Myth #7: The White Sox can't hit.
Answer: Yes, they can hit just fine. Konerko has had a renaissance season. Averages that were low towards the beginning of the year are evening out and climbing. The hitting is just fine.
Myth #8: The horrific start sealed their doom.
Answer: Nope. If that sealed their doom, why were they in first place as recently as August?
Myth #9: Joe West killed the season.
Answer: No. While there is strong evidence to support that Joe West does not like the White Sox and will do things in and out of his jurisdiction to make it tougher for the White Sox to win, his crew does not umpire every game the Sox play. It only feeds into his gigantic ego to blame him when it's not the case.
It's easy to play the blame game, but the death of the 2010 White Sox season comes down to three things and all three involve the hitters. Like I mentioned in myth #7, the hitters get their hits. There is nothing wrong with getting the players on base. Whether they get a hit or a walk or are hit by a pitch, the batters get on base. The main problem comes when the bases have runners in scoring position, the Sox try to do to much and end up causing one or two outs with each ensuing batter. It is the inability to hit with runners in scoring position that has killed the White Sox this season.
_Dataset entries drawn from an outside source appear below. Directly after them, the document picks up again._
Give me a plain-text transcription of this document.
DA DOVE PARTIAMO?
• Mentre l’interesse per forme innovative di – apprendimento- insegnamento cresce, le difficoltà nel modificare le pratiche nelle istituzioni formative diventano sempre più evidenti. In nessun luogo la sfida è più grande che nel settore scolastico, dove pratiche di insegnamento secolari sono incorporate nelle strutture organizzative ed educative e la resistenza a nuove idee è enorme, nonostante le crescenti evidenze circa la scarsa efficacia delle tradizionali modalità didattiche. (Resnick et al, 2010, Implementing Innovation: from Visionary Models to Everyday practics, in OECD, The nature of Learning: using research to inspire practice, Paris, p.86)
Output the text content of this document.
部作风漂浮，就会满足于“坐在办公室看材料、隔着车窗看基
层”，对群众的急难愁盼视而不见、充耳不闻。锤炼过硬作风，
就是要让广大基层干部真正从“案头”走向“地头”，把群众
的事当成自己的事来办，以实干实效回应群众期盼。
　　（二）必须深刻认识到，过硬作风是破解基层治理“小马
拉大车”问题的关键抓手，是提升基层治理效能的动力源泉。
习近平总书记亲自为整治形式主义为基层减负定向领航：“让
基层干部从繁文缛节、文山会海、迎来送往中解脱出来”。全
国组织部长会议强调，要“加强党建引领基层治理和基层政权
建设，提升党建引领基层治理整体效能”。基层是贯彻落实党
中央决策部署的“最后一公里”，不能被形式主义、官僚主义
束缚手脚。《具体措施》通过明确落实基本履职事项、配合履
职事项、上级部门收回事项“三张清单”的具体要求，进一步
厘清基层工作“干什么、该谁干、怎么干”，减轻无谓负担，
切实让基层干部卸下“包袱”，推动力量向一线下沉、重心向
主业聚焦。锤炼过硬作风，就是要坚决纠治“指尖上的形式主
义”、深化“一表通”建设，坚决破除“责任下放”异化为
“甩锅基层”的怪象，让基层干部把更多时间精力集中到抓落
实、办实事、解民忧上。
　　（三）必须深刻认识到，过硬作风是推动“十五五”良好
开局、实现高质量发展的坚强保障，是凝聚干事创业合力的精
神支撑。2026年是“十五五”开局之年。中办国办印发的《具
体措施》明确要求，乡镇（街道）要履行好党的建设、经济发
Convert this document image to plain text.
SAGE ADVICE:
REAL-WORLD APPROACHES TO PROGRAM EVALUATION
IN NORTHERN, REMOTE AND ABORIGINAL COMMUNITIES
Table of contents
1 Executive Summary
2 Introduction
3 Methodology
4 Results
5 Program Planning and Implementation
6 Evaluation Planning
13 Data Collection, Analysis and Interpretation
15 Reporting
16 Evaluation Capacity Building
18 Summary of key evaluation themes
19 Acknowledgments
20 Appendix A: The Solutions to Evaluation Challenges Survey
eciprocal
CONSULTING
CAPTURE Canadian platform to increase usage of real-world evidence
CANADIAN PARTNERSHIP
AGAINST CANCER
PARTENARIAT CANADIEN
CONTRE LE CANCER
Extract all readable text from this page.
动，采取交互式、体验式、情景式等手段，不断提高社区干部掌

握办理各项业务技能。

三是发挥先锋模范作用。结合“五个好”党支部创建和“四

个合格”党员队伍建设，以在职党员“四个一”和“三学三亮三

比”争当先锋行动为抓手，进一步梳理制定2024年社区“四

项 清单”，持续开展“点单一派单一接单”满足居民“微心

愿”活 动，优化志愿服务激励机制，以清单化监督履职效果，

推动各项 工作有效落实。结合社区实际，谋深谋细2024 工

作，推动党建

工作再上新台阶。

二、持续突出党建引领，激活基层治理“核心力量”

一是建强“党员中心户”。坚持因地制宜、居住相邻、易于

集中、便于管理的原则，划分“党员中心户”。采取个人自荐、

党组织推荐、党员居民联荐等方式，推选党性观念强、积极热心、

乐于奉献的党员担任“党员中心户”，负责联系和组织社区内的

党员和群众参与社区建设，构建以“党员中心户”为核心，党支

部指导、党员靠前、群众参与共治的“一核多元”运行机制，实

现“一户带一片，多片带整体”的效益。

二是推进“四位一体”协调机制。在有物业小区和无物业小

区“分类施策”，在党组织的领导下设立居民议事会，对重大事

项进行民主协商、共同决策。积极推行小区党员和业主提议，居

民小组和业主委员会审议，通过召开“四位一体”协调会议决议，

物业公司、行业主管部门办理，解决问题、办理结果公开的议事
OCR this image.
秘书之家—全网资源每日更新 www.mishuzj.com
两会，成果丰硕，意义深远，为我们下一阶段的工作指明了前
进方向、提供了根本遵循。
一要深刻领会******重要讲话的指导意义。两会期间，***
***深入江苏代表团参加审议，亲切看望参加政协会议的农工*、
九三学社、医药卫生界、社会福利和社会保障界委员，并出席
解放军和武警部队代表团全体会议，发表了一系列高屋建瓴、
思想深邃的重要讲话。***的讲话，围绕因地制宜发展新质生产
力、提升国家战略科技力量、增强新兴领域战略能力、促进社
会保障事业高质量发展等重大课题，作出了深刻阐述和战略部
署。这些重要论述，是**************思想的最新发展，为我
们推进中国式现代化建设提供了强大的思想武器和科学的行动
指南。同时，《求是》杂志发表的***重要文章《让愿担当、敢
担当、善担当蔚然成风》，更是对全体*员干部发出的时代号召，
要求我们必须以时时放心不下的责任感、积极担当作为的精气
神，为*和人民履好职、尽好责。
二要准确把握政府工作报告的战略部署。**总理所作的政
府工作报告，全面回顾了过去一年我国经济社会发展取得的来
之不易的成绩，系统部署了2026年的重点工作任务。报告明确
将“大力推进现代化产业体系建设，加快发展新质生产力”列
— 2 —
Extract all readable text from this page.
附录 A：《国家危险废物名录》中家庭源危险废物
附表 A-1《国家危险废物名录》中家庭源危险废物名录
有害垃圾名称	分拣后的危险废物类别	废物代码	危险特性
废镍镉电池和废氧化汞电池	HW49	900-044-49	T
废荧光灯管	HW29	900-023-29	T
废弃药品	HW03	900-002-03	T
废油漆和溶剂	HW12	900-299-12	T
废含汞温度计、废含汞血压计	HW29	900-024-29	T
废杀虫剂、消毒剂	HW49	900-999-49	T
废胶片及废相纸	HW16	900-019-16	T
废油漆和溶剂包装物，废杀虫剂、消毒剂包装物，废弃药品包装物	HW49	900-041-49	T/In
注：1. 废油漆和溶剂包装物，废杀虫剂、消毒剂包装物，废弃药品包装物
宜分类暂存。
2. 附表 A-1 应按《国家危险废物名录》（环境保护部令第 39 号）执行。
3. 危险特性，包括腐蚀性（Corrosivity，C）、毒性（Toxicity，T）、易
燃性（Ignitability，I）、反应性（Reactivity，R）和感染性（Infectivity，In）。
Instead of taking the approach of hitting a fly ball to the right side to advance the runner with less than two outs, possibly scoring a run in the process, the Sox have usually either ground into a double play or popped the ball up in the infield. This has killed more rallies than any other reason this season.
Compound this with popping up or grounding out early in the count during the first time through the order and trying to hit everything out of the park the second time through. It just doesn't work the majority of the time. By the time the Sox get around to the business of hitting effectively, in most games, it's the sixth or seventh inning already. The opposing starter is out (or on his way) and the hitters have to adjust to multiple pitchers from the bullpen, thus throwing away eighteen at-bats.
Ozzie may want to take a cue from his playing days and have his lineup foul off pitch after pitch the first time through. This quickly eats up the pitch count and potentially gives the batters better pitches to hit, while sending the opposing pitcher to the showers early. That would be refreshing.